Diario · 14 de julio de 2026 · actualizado el 19 de julio de 2026

decoración mediterránea: cómo pensamos la casa calanca

Zellige azul noche, cañizo, madera cálida, tonos de caliza: las elecciones de decoración de la casa Calanca en Niolon, y por qué vienen todas del paisaje.

Una casa en una cala no necesita decorado: el paisaje se encarga. Al renovar Calanca, buscamos sobre todo no hacerle sombra. Estas son las elecciones que guiaron la casa, estancia por estancia.

El principio: el paisaje decide

Todo lo que rodea la casa tiene un color justo: la caliza de los acantilados, el azul de la rada, la terracota de los tejados, el verde de los pinos. La paleta de Calanca viene de ahí, sin rodeos. Paredes claras como la roca, toques de azul profundo, madera cálida, textiles naturales. Nada que grite, nada que envejezca mal.

Es lo contrario de un estilo « marinero » comprado en serie: sin anclas en las paredes, sin redes de pesca, sin rayas azules y blancas.
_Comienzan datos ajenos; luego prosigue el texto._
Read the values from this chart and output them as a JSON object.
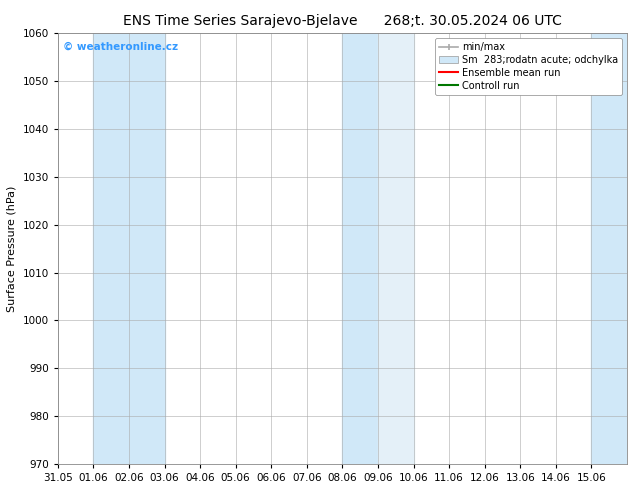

El Mediterráneo está en la ventana; no hace falta imitarlo dentro.

La ducha de zellige azul noche

El gesto más marcado de la casa: una ducha enteramente revestida de zellige azul noche. El azulejo artesanal tiene esa irregularidad que atrapa la luz, y el azul profundo responde a la rada cuando oscurece al atardecer.
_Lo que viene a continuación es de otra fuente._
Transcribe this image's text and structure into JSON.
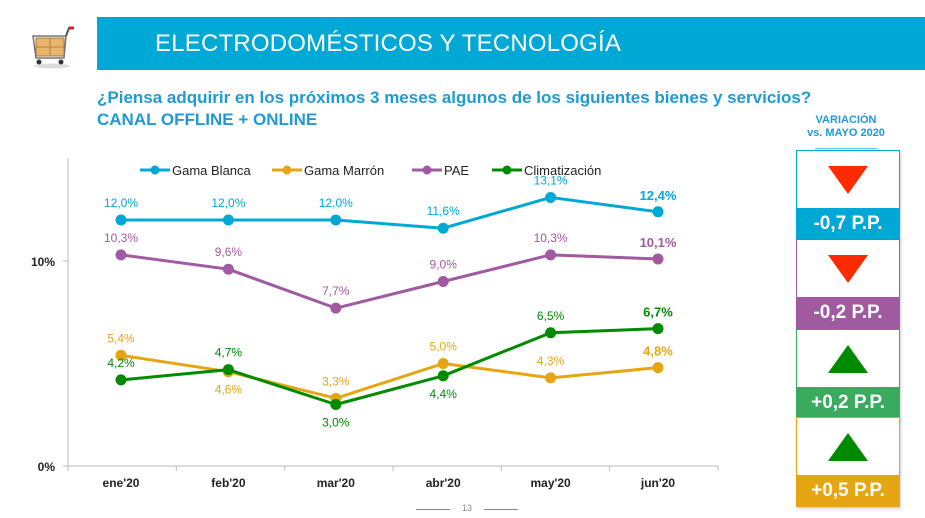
{
  "header": {
    "icon": "shopping-cart-icon",
    "title": "ELECTRODOMÉSTICOS Y TECNOLOGÍA",
    "color": "#00a8d6"
  },
  "question": "¿Piensa adquirir en los próximos 3 meses algunos de los siguientes bienes y servicios?",
  "channel": "CANAL OFFLINE + ONLINE",
  "variation": {
    "title_line1": "VARIACIÓN",
    "title_line2": "vs. MAYO 2020",
    "cards": [
      {
        "series": "Gama Blanca",
        "value": "-0,7 P.P.",
        "direction": "down",
        "color": "#00a8d6",
        "arrow_color": "#ff2a00",
        "border": "#00a8d6"
      },
      {
        "series": "PAE",
        "value": "-0,2 P.P.",
        "direction": "down",
        "color": "#a05aa0",
        "arrow_color": "#ff2a00",
        "border": "#a05aa0"
      },
      {
        "series": "Climatización",
        "value": "+0,2 P.P.",
        "direction": "up",
        "color": "#3aaa5f",
        "arrow_color": "#008a00",
        "border": "#3aaa5f"
      },
      {
        "series": "Gama Marrón",
        "value": "+0,5 P.P.",
        "direction": "up",
        "color": "#e6a512",
        "arrow_color": "#008a00",
        "border": "#e6a512"
      }
    ]
  },
  "page_number": "13",
  "chart_data": {
    "type": "line",
    "title": "",
    "xlabel": "",
    "ylabel": "",
    "categories": [
      "ene'20",
      "feb'20",
      "mar'20",
      "abr'20",
      "may'20",
      "jun'20"
    ],
    "ylim": [
      0,
      14.9
    ],
    "yticks": [
      0,
      10
    ],
    "ytick_labels": [
      "0%",
      "10%"
    ],
    "grid": false,
    "legend_position": "top",
    "series": [
      {
        "name": "Gama Blanca",
        "color": "#00a8d6",
        "values": [
          12.0,
          12.0,
          12.0,
          11.6,
          13.1,
          12.4
        ],
        "labels": [
          "12,0%",
          "12,0%",
          "12,0%",
          "11,6%",
          "13,1%",
          "12,4%"
        ],
        "label_pos": [
          "above",
          "above",
          "above",
          "above",
          "above",
          "above"
        ]
      },
      {
        "name": "Gama Marrón",
        "color": "#e6a512",
        "values": [
          5.4,
          4.6,
          3.3,
          5.0,
          4.3,
          4.8
        ],
        "labels": [
          "5,4%",
          "4,6%",
          "3,3%",
          "5,0%",
          "4,3%",
          "4,8%"
        ],
        "label_pos": [
          "above",
          "below",
          "above",
          "above",
          "above",
          "above"
        ]
      },
      {
        "name": "PAE",
        "color": "#a05aa0",
        "values": [
          10.3,
          9.6,
          7.7,
          9.0,
          10.3,
          10.1
        ],
        "labels": [
          "10,3%",
          "9,6%",
          "7,7%",
          "9,0%",
          "10,3%",
          "10,1%"
        ],
        "label_pos": [
          "above",
          "above",
          "above",
          "above",
          "above",
          "above"
        ]
      },
      {
        "name": "Climatización",
        "color": "#008a00",
        "values": [
          4.2,
          4.7,
          3.0,
          4.4,
          6.5,
          6.7
        ],
        "labels": [
          "4,2%",
          "4,7%",
          "3,0%",
          "4,4%",
          "6,5%",
          "6,7%"
        ],
        "label_pos": [
          "above",
          "above",
          "below",
          "below",
          "above",
          "above"
        ]
      }
    ]
  }
}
Las terrazas: el cañizo y el olivo

Fuera, solo dos materiales. El cañizo, esa caña trenzada que cubre la terraza grande y dibuja una sombra rayada sobre la mesa de la comida: es la sombra histórica del sur de Francia, y nada la reemplaza. Y más abajo, el olivo del rincón del jardín, con su tumbona de madera: el árbol estaba antes que nosotros, la tumbona se instaló debajo.

Dentro: madera, blanco y banquetas

El salón apuesta por la sencillez: banquetas profundas vestidas de blanco, madera cálida, luz de la mañana que lo atraviesa. La cocina se abre al comedor y a su gran mesa de madera, la de las cenas largas. Las habitaciones siguen la misma línea: tonos naturales, ropa de cama sobria, apliques cálidos, y en una de ellas una ventana encuadrada sobre los tejados de teja y la colina.

La regla en cada estancia: pocos objetos, pero justos. Una casa de vacaciones debe estar más vacía que la tuya: ese vacío es lo que descansa.

Lo que cambia para una estancia

La decoración no es un tema en sí; trabaja para lo demás. Estancias claras que facilitan la siesta, materiales que aguantan la sal y los pies descalzos, terrazas que se convierten en las verdaderas salas de estar seis meses al año. Por la mañana, el café se toma al sol; por la noche, la mesa de madera se alarga.

El resto se juzga con pruebas: las fotos de la casa lo muestran todo, sin puesta en escena. Y para comprobar que la vista cumple lo que promete, solo hay un método: venir.